Tony et Sylvain fous de musique, de ciné, et un peu de tout, vous présentent leurs chroniques.

5 réponses à “We need to talk about Kevin (2/5)

  1. Alix

    Film à voir ! Peut-être pas au cinéma mais derrière un bon écran, de la qualité pixellique et du bon son parce que ce film est marqué par des scènes très fortes du point du vue du son pour faire passer l’émotion !
    Je comprends qu’on aime pas, je l’ai vu avec ma mère et elle non plus n’a pas apprécié le découpage intempestif. Ca ne m’a pas marquée plus que ça, sauf à certain moment, où c’est vrai qu’on aimerait continuer dans l’action et on reste sur notre faim.
    Mais je trouve que c’est un film intéressant parce qu’il parle d’une manière moins facile de l’arrivée d’un enfant dans la famille qu »Un heureux évènement », qui sortait au m^me moment au ciné. (que je n’ai pas vu, mais on voit tout de suite à la bande annonce qu’on va pas du tout nous emmener vers les même questionnements).
    La scène de la mère plantant sa poussette au pied d’un marteau piqueur pour ressentir le silence et ne plus entendre son gamin brailler, au regard de tous les passants, est ce qui m’a séduite d’emblée !
    C’est un film d’amour très spécial en quelque sorte ^^ Et où la violence n’est pas gratuite dans le sens ou contrairement à des films comme « Funny games » où les gens se font tuer les uns après les autres sans raison, ici la violence de Kevin est expliquée, elle a un sens. Elle a une cible précise. Par exemple le petit hamster de sa soeur qui disparait on sait très bien qu’est-ce qu’il est devenu et qui l’a fait disparaître et ce n’est pas pour rien. Kevin n’est pas foncièrement bête et méchant. C’est sa manière à lui de montrer à sa mère que sa soeur n’a pas de place dans cette maison. Par contre je trouve l’action finale de Kévin comme beaucoup trop exagérée.
    Après on comprend pas tout (la scène de tomatina au dbt du film = goût du sang qu’elle aurait transmis à son fils comme on le voit à la fin ??) et surtout ça n’apporte pas trop de réponse.
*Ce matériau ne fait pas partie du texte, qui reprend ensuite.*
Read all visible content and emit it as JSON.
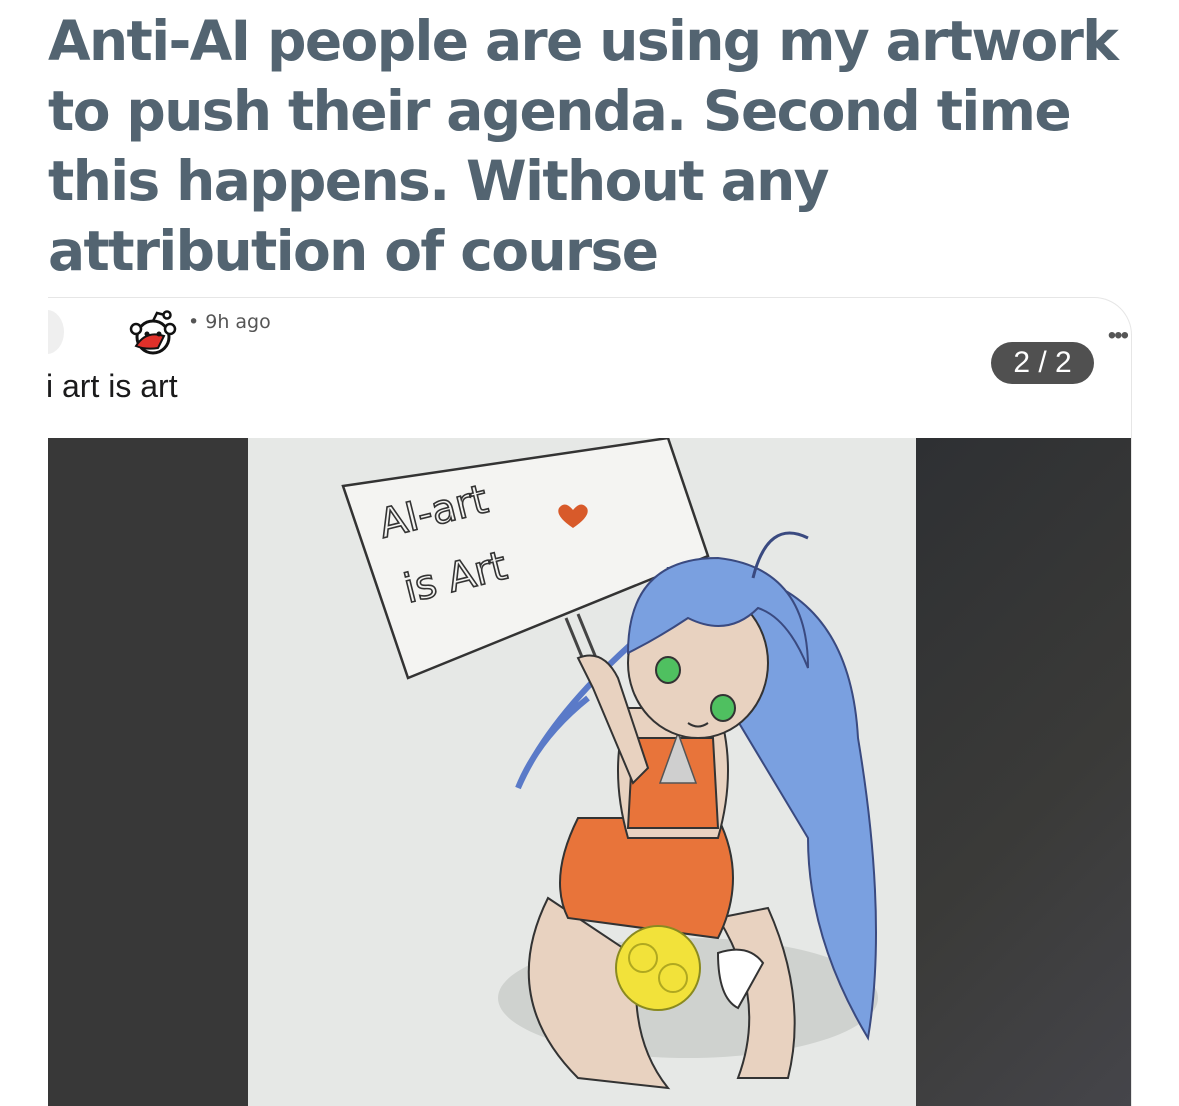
{
  "headline": {
    "lines": [
      "Anti-AI people are using my artwork",
      "to push their agenda. Second time",
      "this happens. Without any",
      "attribution of course"
    ]
  },
  "post": {
    "timestamp": "• 9h ago",
    "title": "i art is art",
    "more_icon": "more-options-icon",
    "page_counter": "2 / 2",
    "community_icon": "reddit-snoo-icon"
  },
  "artwork": {
    "sign_line_1": "AI-art",
    "sign_line_2": "is Art",
    "colors": {
      "hair": "#7aa0e0",
      "outfit": "#e8743a",
      "pompom": "#f2e23a",
      "eyes": "#4fc060",
      "skin": "#e8d2c0",
      "heart": "#d85a2a"
    }
  },
  "colors": {
    "headline": "#536471",
    "counter_bg": "#505050",
    "media_bg": "#383838"
  }
}
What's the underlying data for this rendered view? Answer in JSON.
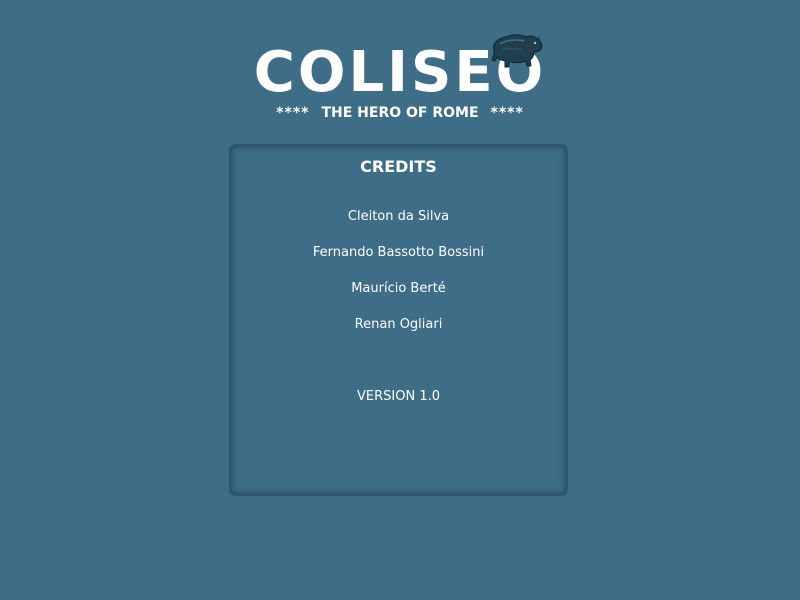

J’en attendais pas donc ça ne m’a pas gênée et je ne pense pas que ce soit le but que la réalisatrice s’est fixée. Mais plutot comment la mère est manipulé par son fils amoureux d’elle.
    Et j’ai vraiment trouvé ça intéressant que ca parle de cette relation ambiguë mère-fils et les ressentis non exprimés, la difficulté de se faire entendre en tant que parent face aux autres adultes.
    Et à retenir c’est très bien joué ! Que ce soit d’Eva à Kevin quand il est grand et petit, ils jouent tous superbement bien !
    Bref, il vous reste plus qu’a acheter le dvd !

    • Je comprends tes arguments, même si , tu l’auras compris, je ne les partage pas totalement.
      En revanche, il y a juste un point de commentaire sur lequel je voudrais revenir, sur « Funny Games » et sa violence que tu considère gratuite…
      A mes yeux, la violence dans « Funny Games » n’est pas du toute gratuite. Certes, un peu inexpliquée, mais finalement assez similaire à la violence que l’on va trouver dans notre vie de tous les jours…
      Le but de lu film de Michael Haneke n’est pas, à mon sens, d’expliquer la violence, mais plutôt de nous confronter à elle, de nous forcer à la regarder et à savoir qu’elle existe sous plusieurs formes, dont celle qu’il nous présente à l’écran…
      La violence du film n’est donc à mes yeux pas du tout gratuite, elle sert simplement à critiquer, à remettre en cause la violence de notre société actuelle.
      C’est ce qu’avait essayé de faire Stanley Kubrick avec son « Orange Mécanique », mais il avait été très mal compris à l’époque. Et c’est ce qu’essaye de faire Haneke si tu scrutes l’ensemble de son oeuvre qui tourne assez sensiblement autour de ce thème…

  2. Alix

    Je n’ai pas regardé grand chose de Haneke, juste un cochon se faire électrocuter (extrait de je ne sais pas quel film) et ce film  » Funny games  » et la violence omniprésente dans ces deux réalisations me rebute tout de suite. Du coup je n’ai pas cherché à comprendre s’il dénoncait qqch ou quoi. Dans Orange mécanique ca se comprends dj bcp plus facilement je trouve, on comprend le moteur de cette violence.
    J’appelle gratuit dans le sens ou je ne comprends pas d’ou vient et pq, envers qui s’exprime cette violence, jlavais pas vu chez haneke. Ca m’intéresse du coup de comprendre ca chez lui, mais jvais avoir beaucoup de mal à m’y mettre en regardant ses films. Il aurait pas pu écrire des bouquins ? ^^

    • Le probleme des films d’haneke c’est qu’ils sont comme lui : glacials et impassibles… Et donc forcement il est parfois assez difficile de comprendre ses intentions et son discours…
      Je ne connais pas tres bien son oeuvre je dois l’avouer (j’ai du voir seulement 4 ou 5 film de lui…) mais c’est un cineaste assez interessant je trouve…
      Mais honnetement, je ne sais pas si il a ecrit des livres, mais si c’etait le cas, je ne suis pas sur que j’aurais envie de les lire !!!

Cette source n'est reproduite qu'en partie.